A Highly Active Palladium Catalyst for Intermolecular Hydroamination. Factors that Control Reactivity and Additions of Functionalized Anilines to Dienes and Vinylarenes
journal contributionposted on 2006-02-15, 00:00 authored by Adam M. Johns, Masaru Utsunomiya, Christopher D. Incarvito, John F. Hartwig
We report a catalyst for intermolecular hydroamination of vinylarenes that is substantially more active for this process than catalysts published previously. With this more reactive catalyst, we demonstrate that additions of amines to vinylarenes and dienes occur in the presence of potentially reactive functional groups, such as ketones with enolizable hydrogens, free alcohols, free carboxylic acids, free amides, nitriles, and esters.
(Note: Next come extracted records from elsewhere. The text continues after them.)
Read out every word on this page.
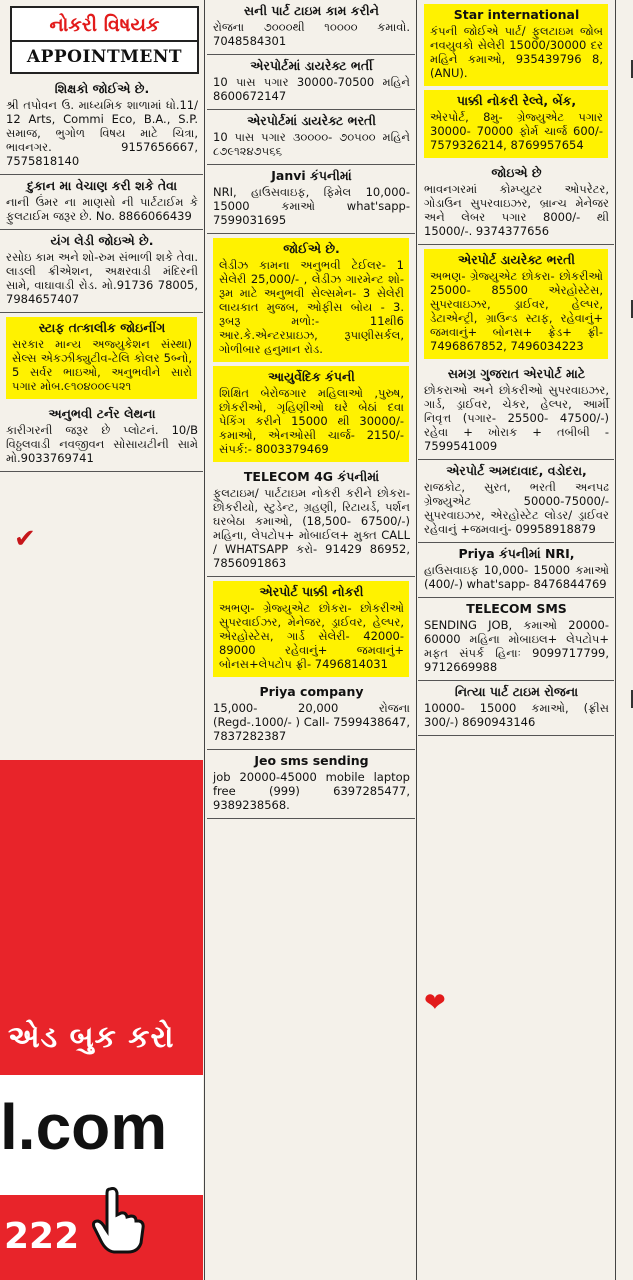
નોકરી વિષયક
APPOINTMENT
શિક્ષકો જોઈએ છે.
શ્રી તપોવન ઉ. માધ્યમિક શાળામાં ધો.11/ 12 Arts, Commi Eco, B.A., S.P. સમાજ, ભુગોળ વિષય માટે ચિત્રા, ભાવનગર. 9157656667, 7575818140
દુકાન મા વેચાણ કરી શકે તેવા
નાની ઉંમર ના માણસો ની પાર્ટટાઈમ કે ફુલટાઈમ જરૂર છે. No. 8866066439
યંગ લેડી જોઇએ છે.
રસોઇ કામ અને શો-રુમ સંભાળી શકે તેવા. લાડલી ક્રીએશન, અક્ષરવાડી મંદિરની સામે, વાઘાવાડી રોડ. મો.91736 78005, 7984657407
સ્ટાફ તત્કાલીક જોઇનીંગ
સરકાર માન્ય અજ્યુકેશન સંસ્થા) સેલ્સ એકઝીક્યુટીવ-ટેલિ કોલર 5બ્નો, 5 સર્વર ભાઇઓ, અનુભવીને સારો પગાર મોબ.૯૧૦૪૦૦૯૫૨૧
અનુભવી ટર્નર લેથના
કારીગરની જરૂર છે પ્લોટનં. 10/B વિઠ્ઠલવાડી નવજીવન સોસાયટીની સામે મો.9033769741
એડ બુક કરો
l.com
222
✔
સની પાર્ટ ટાઇમ કામ કરીને
રોજના ૭૦૦૦થી ૧૦૦૦૦ કમાવો. 7048584301
એરપોર્ટમાં ડાયરેક્ટ ભર્તી
10 પાસ પગાર 30000-70500 મહિને 8600672147
એરપોર્ટમાં ડાયરેક્ટ ભરતી
10 પાસ પગાર ૩૦૦૦૦- ૭૦૫૦૦ મહિને ૮૭૯૧૨૪૭૫૬૬
Janvi કંપનીમાં
NRI, હાઉસવાઇફ, ફિમેલ 10,000- 15000 કમાઓ what'sapp- 7599031695
જોઈએ છે.
લેડીઝ કામના અનુભવી ટેઈલર- 1 સેલેરી 25,000/- , લેડીઝ ગારમેન્ટ શો-રૂમ માટે અનુભવી સેલ્સમેન- 3 સેલેરી લાયકાત મુજબ, ઓફીસ બોય - 3. રૂબરૂ મળો:- 11થી6 આર.કે.એન્ટરપ્રાઇઝ, રૂપાણીસર્કલ, ગોળીબાર હનુમાન રોડ.
આયુર્વેદિક કંપની
શિક્ષિત બેરોજગાર મહિલાઓ ,પુરુષ, છોકરીઓ, ગૃહિણીઓ ઘરે બેઠાં દવા પેકિંગ કરીને 15000 થી 30000/- કમાઓ, એનઓસી ચાર્જ- 2150/- સંપર્ક:- 8003379469
TELECOM 4G કંપનીમાં
ફુલટાઇમ/ પાર્ટટાઇમ નોકરી કરીને છોકરા- છોકરીયો, સ્ટુડેન્ટ, ગ્રહણી, રિટાયર્ડ, પર્શન ઘરબેઠા કમાઓ, (18,500- 67500/-) મહિના, લેપટોપ+ મોબાઈલ+ મુક્ત CALL / WHATSAPP કરો- 91429 86952, 7856091863
એરપોર્ટ પાક્કી નોકરી
અભણ- ગ્રેજ્યુએટ છોકરા- છોકરીઓ સુપરવાઈઝર, મેનેજર, ડ્રાઈવર, હેલ્પર, એરહોસ્ટેસ, ગાર્ડ સેલેરી- 42000- 89000 રહેવાનું+ જમવાનું+ બોનસ+લેપટોપ ફ્રી- 7496814031
Priya company
15,000- 20,000 રોજના (Regd-.1000/- ) Call- 7599438647, 7837282387
Jeo sms sending
job 20000-45000 mobile laptop free (999) 6397285477, 9389238568.
Star international
કંપની જોઈએ પાર્ટ/ ફુલટાઇમ જોબ નવયુવકો સેલેરી 15000/30000 દર મહિને કમાઓ, 935439796 8,(ANU).
પાક્કી નોકરી રેલ્વે, બેંક,
એરપોર્ટ, 8મુ- ગ્રેજ્યુએટ પગાર 30000- 70000 ફોર્મ ચાર્જ 600/- 7579326214, 8769957654
જોઇએ છે
ભાવનગરમાં કોમ્પ્યુટર ઓપરેટર, ગોડાઉન સુપરવાઇઝર, બ્રાન્ચ મેનેજર અને લેબર પગાર 8000/- થી 15000/-. 9374377656
એરપોર્ટ ડાયરેક્ટ ભરતી
અભણ- ગ્રેજ્યુએટ છોકરા- છોકરીઓ 25000- 85500 એરહોસ્ટેસ, સુપરવાઇઝર, ડ્રાઈવર, હેલ્પર, ડેટાએન્ટ્રી, ગ્રાઉન્ડ સ્ટાફ, રહેવાનું+ જમવાનું+ બોનસ+ ફ્રેડ+ ફ્રી- 7496867852, 7496034223
સમગ્ર ગુજરાત એરપોર્ટ માટે
છોકરાઓ અને છોકરીઓ સુપરવાઇઝર, ગાર્ડ, ડ્રાઈવર, ચેકર, હેલ્પર, આર્મી નિવૃત્ત (પગાર- 25500- 47500/-) રહેવા + ખોરાક + તબીબી - 7599541009
એરપોર્ટ અમદાવાદ, વડોદરા,
રાજકોટ, સુરત, ભરતી અનપઢ ગ્રેજ્યુએટ 50000-75000/- સુપરવાઇઝર, એરહોસ્ટેટ લોડર/ ડ્રાઈવર રહેવાનું +જમવાનું- 09958918879
Priya કંપનીમાં NRI,
હાઉસવાઇફ 10,000- 15000 કમાઓ (400/-) what'sapp- 8476844769
TELECOM SMS
SENDING JOB, કમાઓ 20000-60000 મહિના મોબાઇલ+ લેપટોપ+ મફત સંપર્ક હિનાઃ 9099717799, 9712669988
નિત્યા પાર્ટ ટાઇમ રોજના
10000- 15000 કમાઓ, (ફ્રીસ 300/-) 8690943146
❤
The catalyst for these reactions is generated from [Pd(η3-allyl)Cl]2 (with or without added AgOTf) or [Pd(CH3CN)4](BF4)2 and Xantphos (9,9-dimethyl-4,5-bis(diphenylphosphino)xanthene), which generates complexes with large P−Pd−P bite angles. Studies on the rate of the C−N bond-forming step that occurs by attack of amine on an η3-phenethyl and an η3-allyl complex were conducted to determine the effect of the bite angle on the rate of this nucleophilic attack. Studies on model η3-benzyl complexes containing various bisphosphines showed that the nucleophilic attack was faster for complexes containing larger P−Pd−P bite angles. Studies of substituted unsymmetrical and unsubstituted symmetrical model η3-allyl complexes showed that nucleophilic attack on complexes ligated by Xantphos was faster than on complexes bearing ligands with smaller bite angles and that nucleophilic attack on unsymmetrical allyl complexes with larger bite angle ligands was faster than on unsymmetrical allyl complexes with smaller bite angle ligands. However, monitoring of catalytic reactions of dienes by 31P NMR spectroscopy showed that the concentration of active catalyst was the major factor that controlled rates for reactions of symmetrical dienes catalyzed by complexes of phosphines with smaller bite angles. The identity of the counterion also affected the rate of attack: reactions of allylpalladium complexes with chloride counterion occurred faster than reactions of allylpalladium complexes with triflate or tetrafluoroborate counterion. As is often observed, the dynamics of the allyl and benzyl complexes also depended on the identity of the counterion.